Why is sort < "$f1" preferred over sort -- "$f1"?

Why is sort -- "$f1" preferred over sort "$f1"?

Thanks.

Kusalananda
  • 333,661
Tim
  • 101,790

2 Answers2

57
sort "$f1"

fails for values of $f1 that start with - or here for the case of sort some that start with + (can have severe consequences for a file called -o/etc/passwd for instance).

sort -- "$f1"

(where -- signals the end of options) addresses most of those issues but still fails for the file called - (which sort interprets as meaning its stdin instead).

sort < "$f1"

Doesn't have those issues.

Here, it's the shell that opens the file. It also means that if the file can't be opened, you'll also get a potentially more useful error message (for instance, most shells will indicate the line number in the script), and the error message will be consistent if you use redirections wherever possible to open files.

And in

sort < "$f1" > out

(contrary to sort -- "$f1" > out), if "$f1" can't be opened, out won't be created/truncated and sort not even run.
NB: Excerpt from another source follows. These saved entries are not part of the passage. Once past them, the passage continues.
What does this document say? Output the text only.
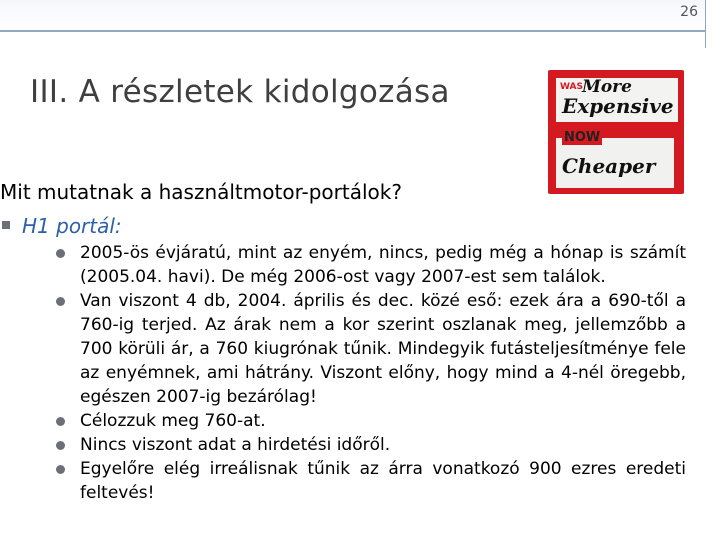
26
III. A részletek kidolgozása	WAS More
Expensive
NOW
Cheaper
Mit mutatnak a használtmotor-portálok?
H1 portál:
2005-ös évjáratú, mint az enyém, nincs, pedig még a hónap is számít (2005.04. havi). De még 2006-ost vagy 2007-est sem találok.
Van viszont 4 db, 2004. április és dec. közé eső: ezek ára a 690-től a 760-ig terjed. Az árak nem a kor szerint oszlanak meg, jellemzőbb a 700 körüli ár, a 760 kiugrónak tűnik. Mindegyik futásteljesítménye fele az enyémnek, ami hátrány. Viszont előny, hogy mind a 4-nél öregebb, egészen 2007-ig bezárólag!
Célozzuk meg 760-at.
Nincs viszont adat a hirdetési időről.
Egyelőre elég irreálisnak tűnik az árra vonatkozó 900 ezres eredeti feltevés!
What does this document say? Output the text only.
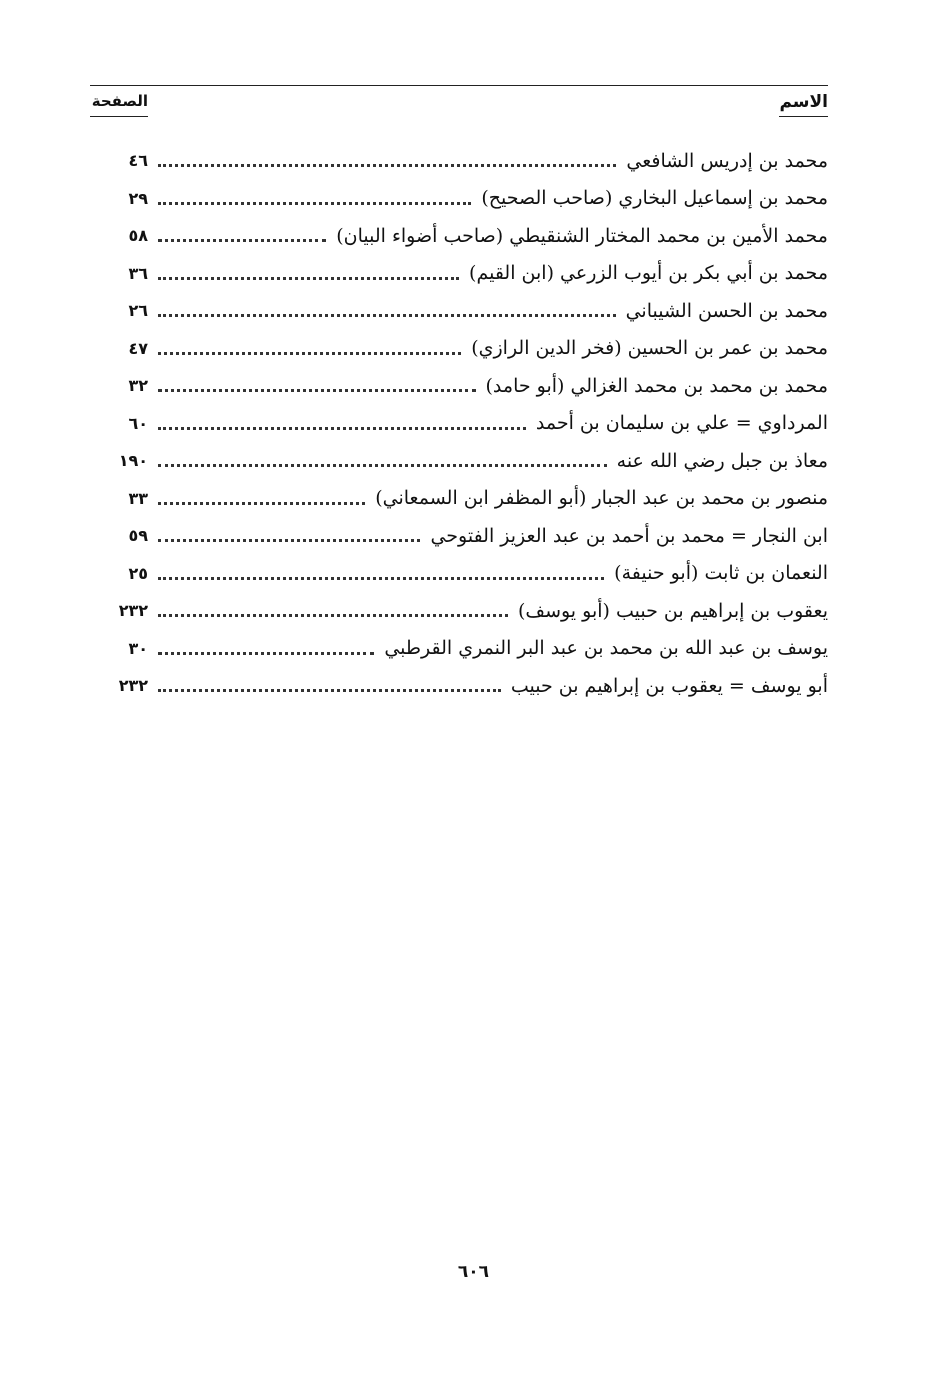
الاسم
الصفحة
محمد بن إدريس الشافعي
٤٦
محمد بن إسماعيل البخاري (صاحب الصحيح)
٢٩
محمد الأمين بن محمد المختار الشنقيطي (صاحب أضواء البيان)
٥٨
محمد بن أبي بكر بن أيوب الزرعي (ابن القيم)
٣٦
محمد بن الحسن الشيباني
٢٦
محمد بن عمر بن الحسين (فخر الدين الرازي)
٤٧
محمد بن محمد بن محمد الغزالي (أبو حامد)
٣٢
المرداوي = علي بن سليمان بن أحمد
٦٠
معاذ بن جبل رضي الله عنه
١٩٠
منصور بن محمد بن عبد الجبار (أبو المظفر ابن السمعاني)
٣٣
ابن النجار = محمد بن أحمد بن عبد العزيز الفتوحي
٥٩
النعمان بن ثابت (أبو حنيفة)
٢٥
يعقوب بن إبراهيم بن حبيب (أبو يوسف)
٢٣٢
يوسف بن عبد الله بن محمد بن عبد البر النمري القرطبي
٣٠
أبو يوسف = يعقوب بن إبراهيم بن حبيب
٢٣٢
٦٠٦
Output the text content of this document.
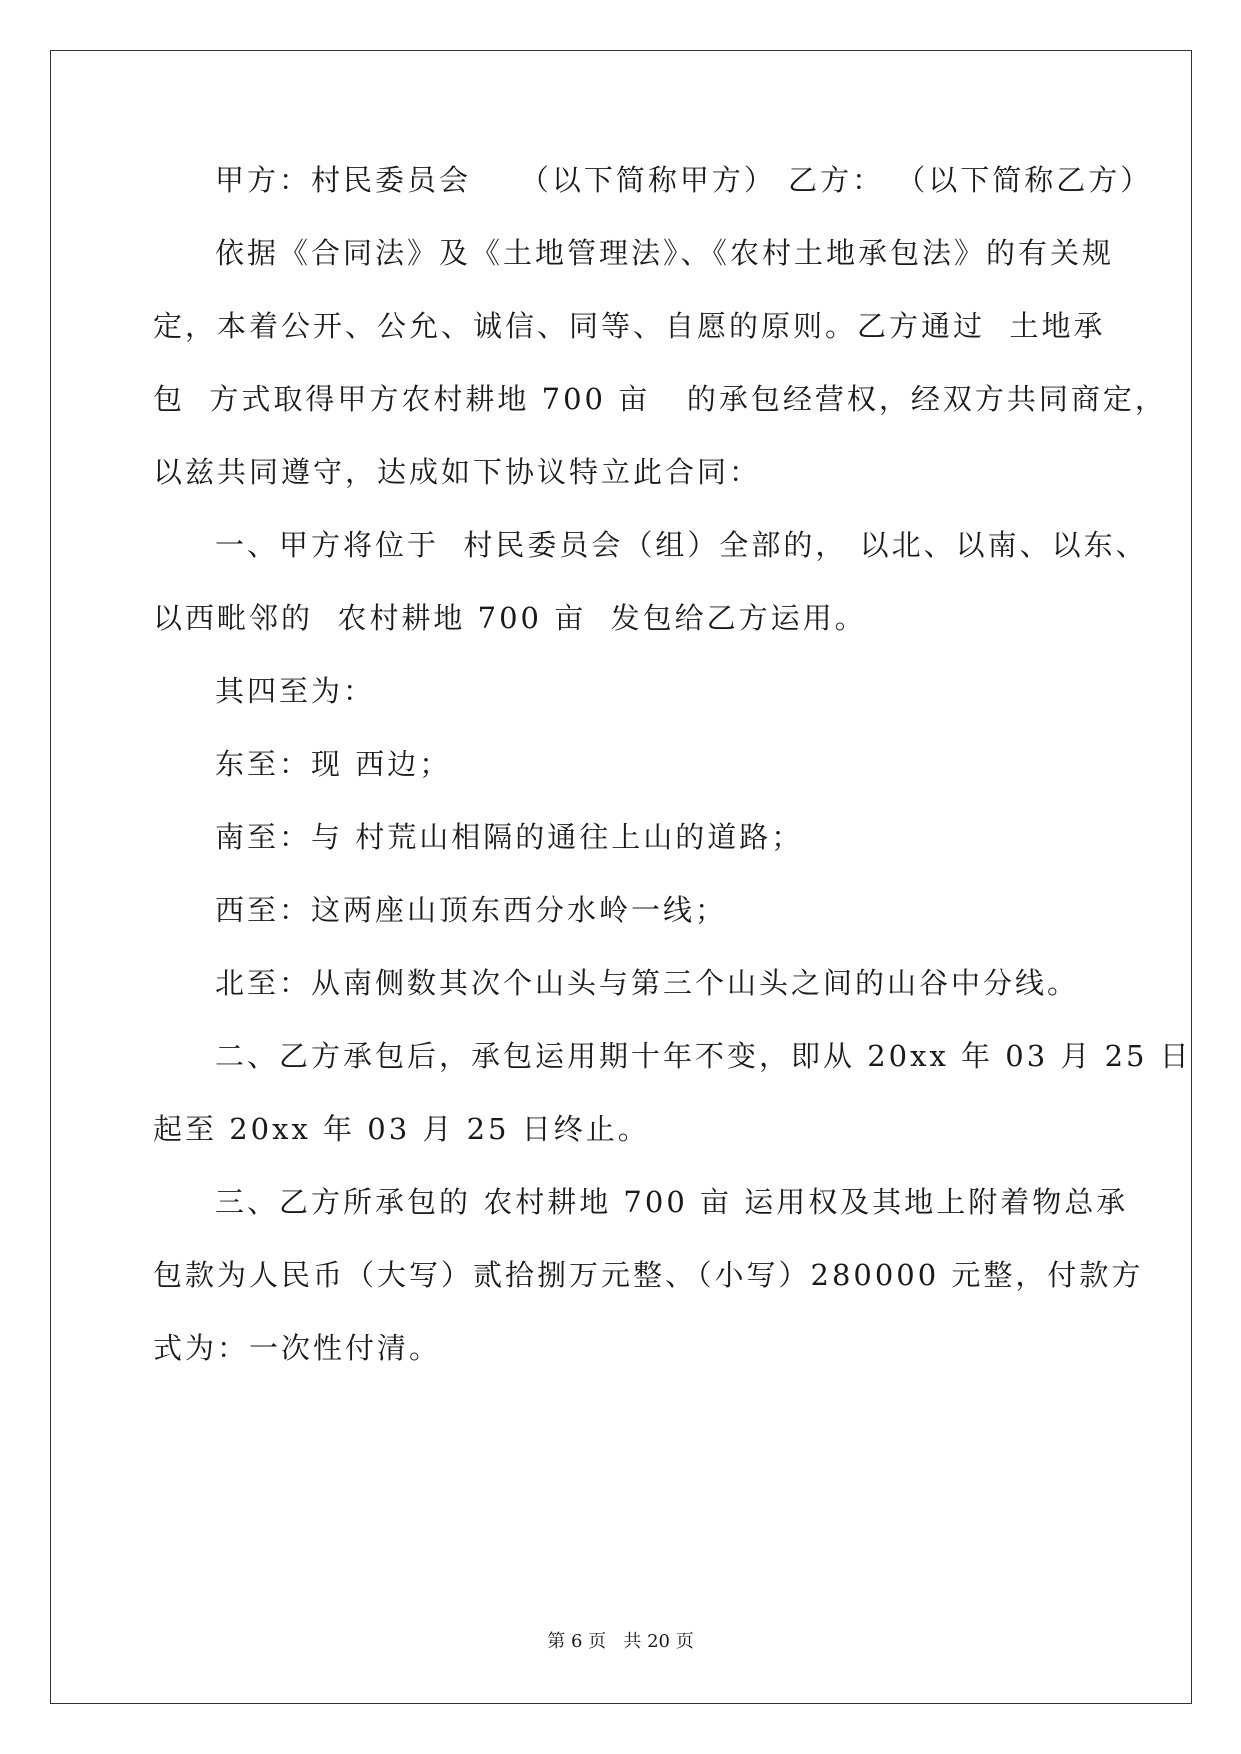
甲方：村民委员会    （以下简称甲方） 乙方： （以下简称乙方）
依据《合同法》及《土地管理法》、《农村土地承包法》的有关规
定，本着公开、公允、诚信、同等、自愿的原则。乙方通过  土地承
包  方式取得甲方农村耕地 700 亩   的承包经营权，经双方共同商定，
以兹共同遵守，达成如下协议特立此合同：
一、甲方将位于  村民委员会（组）全部的， 以北、以南、以东、
以西毗邻的  农村耕地 700 亩  发包给乙方运用。
其四至为：
东至：现 西边；
南至：与 村荒山相隔的通往上山的道路；
西至：这两座山顶东西分水岭一线；
北至：从南侧数其次个山头与第三个山头之间的山谷中分线。
二、乙方承包后，承包运用期十年不变，即从 20xx 年 03 月 25 日
起至 20xx 年 03 月 25 日终止。
三、乙方所承包的 农村耕地 700 亩 运用权及其地上附着物总承
包款为人民币（大写）贰拾捌万元整、（小写）280000 元整，付款方
式为：一次性付清。
第 6 页   共 20 页
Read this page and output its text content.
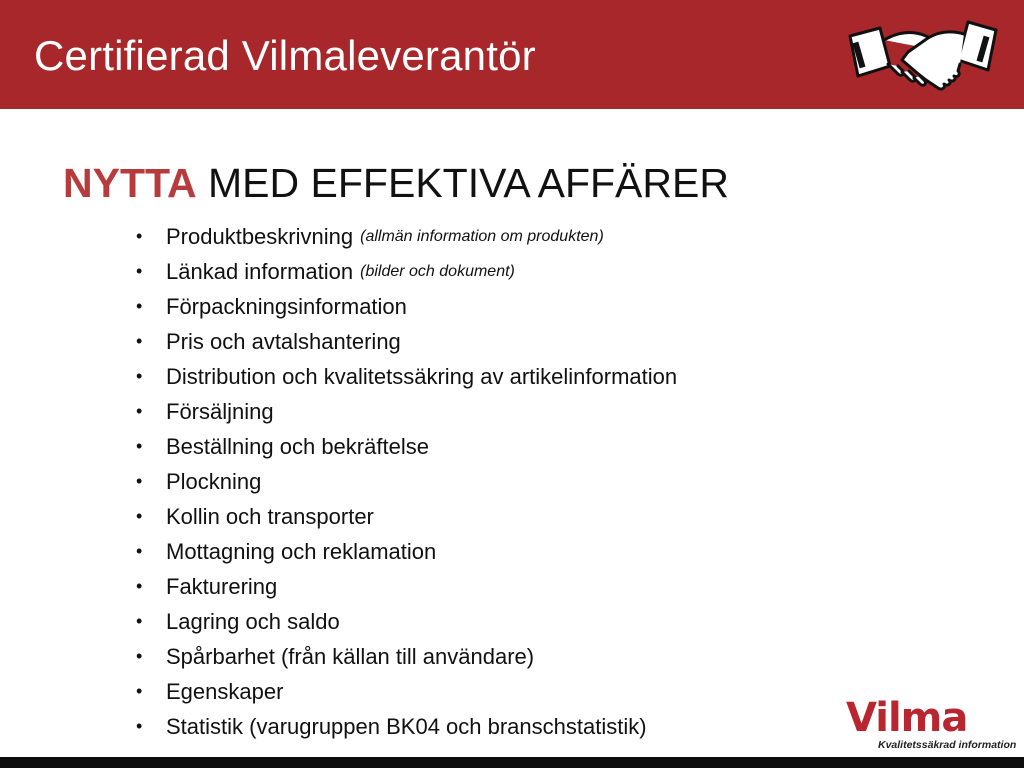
Certifierad Vilmaleverantör
NYTTA MED EFFEKTIVA AFFÄRER
•	Produktbeskrivning (allmän information om produkten)
•	Länkad information (bilder och dokument)
•	Förpackningsinformation
•	Pris och avtalshantering
•	Distribution och kvalitetssäkring av artikelinformation
•	Försäljning
•	Beställning och bekräftelse
•	Plockning
•	Kollin och transporter
•	Mottagning och reklamation
•	Fakturering
•	Lagring och saldo
•	Spårbarhet (från källan till användare)
•	Egenskaper
•	Statistik (varugruppen BK04 och branschstatistik)	Vilma
Kvalitetssäkrad information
To clear some possible confusion (following comments below), that does not prevent the command from mmap()ing the file or lseek()ing inside it (not that sort does either) provided the file itself is seekable. The only difference is that the file is opened earlier and on file descriptor 0 by the shell as opposed to later by the command possibly on a different file descriptor. The command can still seek/mmap that fd 0 as it pleases. That is not to be confused with cat file | cmd where this time cmd's stdin is a pipe that cannot be mmaped/seeked.

  • 4
    Just remember that using a redirection forces sort to read the data sequentially and you cannot mmap the file. While sort may not have much problems with it, consider the performance of less <file and less file. In first case less has to keep the whole contents of the file in the memory, in the second case it's allowed to read only those parts it wants. Now imagine that file is a 100GB log file... – styrofoam fly Jul 25 '18 at 22:00
  • 9
    @styrofoamfly: It's correct that less <file keeps all the file in memory, but it is not forced to, this is a shortcoming of less. Only cat file | less is forced to. Check out less /dev/fd/0 <f, which doesn't keep the file in memory, even though it receives it on stdin. It's a common misconception that stdin in Unix is unseekable. It fact, it can be seekable, depending on the file type. – pts Jul 25 '18 at 22:22
  • @styrofoamfly Do you mean that read() read data sequentially from a file, while mmap() read the entire file into memory at once? – Tim Jul 26 '18 at 12:39
  • @Tim, read() reads (at the current offset, the amount specified), mmap() maps the file in memory, so that dereferencing the corresponding memory addresses may cause the data to be read from the file (if it hasn't been read already or has been evicted since it was already read, using a page fault mechanism). – Stéphane Chazelas Jul 26 '18 at 12:43
  • One should always remember that -- serving to mark the end of the option list is a GNU convention, not a guaranteed behavior. It is up to individual programs to honor it, and not all do. That's another reason to prefer redirection where that option is available. – John Bollinger Jul 26 '18 at 22:39
  • 1
    @JohnBollinger No. That dates back to at least as far back as getopt from SysIII in 1980 before the GNU project was started and is required to be supported for most standard utilities including sort by POSIX. But it's true that it's not always supported. – Stéphane Chazelas Jul 27 '18 at 05:22
  • 2
    My apologies, @StéphaneChazelas, you are right about the origin of the convention, and I will furthermore stipulate that the POSIX specification for the getopt() C function recognizes this significance of the argument --. But the main point is the one that you accept: argument handling is the domain of individual programs, and not all treat -- specially. – John Bollinger Jul 27 '18 at 12:56
18

The issue is file names beginning with a dash. sort "$f1" doesn't work if the value of f1 starts with - because the command will interpret the value as an option. This usually results in an error but it could even cause a security hole. With sort -- "$f1", the double dash argument -- mean “no options beyond this point” so the value of f1 will not be interpreted as an option. But there is still one edge case: if the value of f1 is a dash and nothing else, then it isn't an option, it's the argument -, which means “standard input” (because the argument is an input file; for an output file it would mean “standard output”).

Using redirection avoids all of these pitfalls.

This applies to most commands, not just sort.